All about Symbolic Characters
But okay, okay – what about symbolic characters?? Very often scribes want to have these guys – representations of good and evil; God and the Devil; Adam and Eve; happiness and sadness; commerce and art; communism and capitalism and so on (and yes, I’ve seen all of these, many times). And why not?
But too frequently writers so in love with these representations and what they mean in the grand theme of their work, they forget to essentially write the characters as actual people and audience can relate to.
Kane in ALIEN as a symbolic character
So let’s look at ALIEN again. But let’s step aside from Ripley; she is NOT the catalyst for the events that happen in that first movie, it’s not actually her actions that kick everything off.
Instead, it’s John Hurt’s character, Kane. An English guy, very curious, loves himself a bit, thinks he’s better than the rest of his crewmates, so the same rules don’t apply to him. We even see him wake up first from hyper sleep (even though he’s not the protagonist).
That’s Kane on the surface… but Kane underneath? Check it out:
BECAUSE he thinks he’s better than the rest, because he thinks the same rules don’t apply to him, he disobeys orders – AND TAKES EVERYONE INTO THE PATH OF THE CREATURE!
But not only that: look at his name!! Kane = Cain. What does Cain stand for from the bible? DEATH – he is a murderer. Whilst Kane is not a murderer in ALIEN, he DOES bring death into the ship. Also, In the dictionary, to “raise Cain” is to “cause a commotion”.

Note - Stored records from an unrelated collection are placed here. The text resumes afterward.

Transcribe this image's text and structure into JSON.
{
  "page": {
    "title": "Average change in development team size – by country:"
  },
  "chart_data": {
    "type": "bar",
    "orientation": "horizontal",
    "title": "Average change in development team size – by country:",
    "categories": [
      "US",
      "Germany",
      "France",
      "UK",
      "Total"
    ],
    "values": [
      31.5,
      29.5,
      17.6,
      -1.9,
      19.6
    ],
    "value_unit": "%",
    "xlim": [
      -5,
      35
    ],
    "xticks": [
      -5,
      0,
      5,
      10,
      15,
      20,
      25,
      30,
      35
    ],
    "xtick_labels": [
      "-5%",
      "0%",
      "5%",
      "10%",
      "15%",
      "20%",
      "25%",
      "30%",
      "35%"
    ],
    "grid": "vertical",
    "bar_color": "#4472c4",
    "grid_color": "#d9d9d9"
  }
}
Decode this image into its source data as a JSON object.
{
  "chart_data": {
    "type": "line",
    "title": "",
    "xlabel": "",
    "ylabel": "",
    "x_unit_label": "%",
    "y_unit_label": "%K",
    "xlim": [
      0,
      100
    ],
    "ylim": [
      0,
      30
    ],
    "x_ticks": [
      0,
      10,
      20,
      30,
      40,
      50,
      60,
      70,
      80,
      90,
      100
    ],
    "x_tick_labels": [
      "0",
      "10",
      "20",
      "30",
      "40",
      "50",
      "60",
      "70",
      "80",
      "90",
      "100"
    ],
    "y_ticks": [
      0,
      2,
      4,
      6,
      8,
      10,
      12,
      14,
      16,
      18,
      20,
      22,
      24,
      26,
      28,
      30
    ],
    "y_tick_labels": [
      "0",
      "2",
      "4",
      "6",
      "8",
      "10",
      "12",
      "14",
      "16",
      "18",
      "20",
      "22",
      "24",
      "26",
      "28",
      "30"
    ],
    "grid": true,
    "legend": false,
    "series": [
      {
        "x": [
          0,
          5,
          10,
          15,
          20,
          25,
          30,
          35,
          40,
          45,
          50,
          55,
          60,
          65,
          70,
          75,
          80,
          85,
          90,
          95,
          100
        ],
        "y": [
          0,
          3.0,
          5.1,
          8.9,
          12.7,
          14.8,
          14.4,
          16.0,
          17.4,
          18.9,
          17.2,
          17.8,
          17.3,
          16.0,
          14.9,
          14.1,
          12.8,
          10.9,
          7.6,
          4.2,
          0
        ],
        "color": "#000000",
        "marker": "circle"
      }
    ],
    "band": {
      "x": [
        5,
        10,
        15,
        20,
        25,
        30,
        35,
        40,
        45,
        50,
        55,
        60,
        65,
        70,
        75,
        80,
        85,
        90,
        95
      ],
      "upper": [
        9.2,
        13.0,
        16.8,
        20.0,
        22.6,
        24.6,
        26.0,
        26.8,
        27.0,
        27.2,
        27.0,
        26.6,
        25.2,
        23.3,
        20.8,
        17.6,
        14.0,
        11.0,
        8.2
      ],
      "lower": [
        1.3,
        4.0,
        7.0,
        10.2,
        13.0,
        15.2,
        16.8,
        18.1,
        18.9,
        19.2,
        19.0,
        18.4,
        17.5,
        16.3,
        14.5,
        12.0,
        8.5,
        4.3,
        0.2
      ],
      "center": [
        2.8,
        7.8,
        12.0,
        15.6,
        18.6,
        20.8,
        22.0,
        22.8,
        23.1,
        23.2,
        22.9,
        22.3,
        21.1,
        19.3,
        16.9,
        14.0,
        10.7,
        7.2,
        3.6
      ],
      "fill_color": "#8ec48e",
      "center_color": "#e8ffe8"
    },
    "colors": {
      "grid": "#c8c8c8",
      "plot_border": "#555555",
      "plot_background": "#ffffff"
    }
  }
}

Put simply: without Kane, there would be no movie cos they’d have never come into contact with the facehugger.
But guess what?
You don’t need to get Kane’s name is like “Cain” or anything else to appreciate what Kane *is* in this movie – which is the doom of everyone else. That second layer is just cool and good writing.
So in other words:
DON’T be too clever when it comes to symbolism. You need the “obvious” stuff first ANYONE can get FIRST … Then add the fancy stuff for others to get … like film students and screenwriters!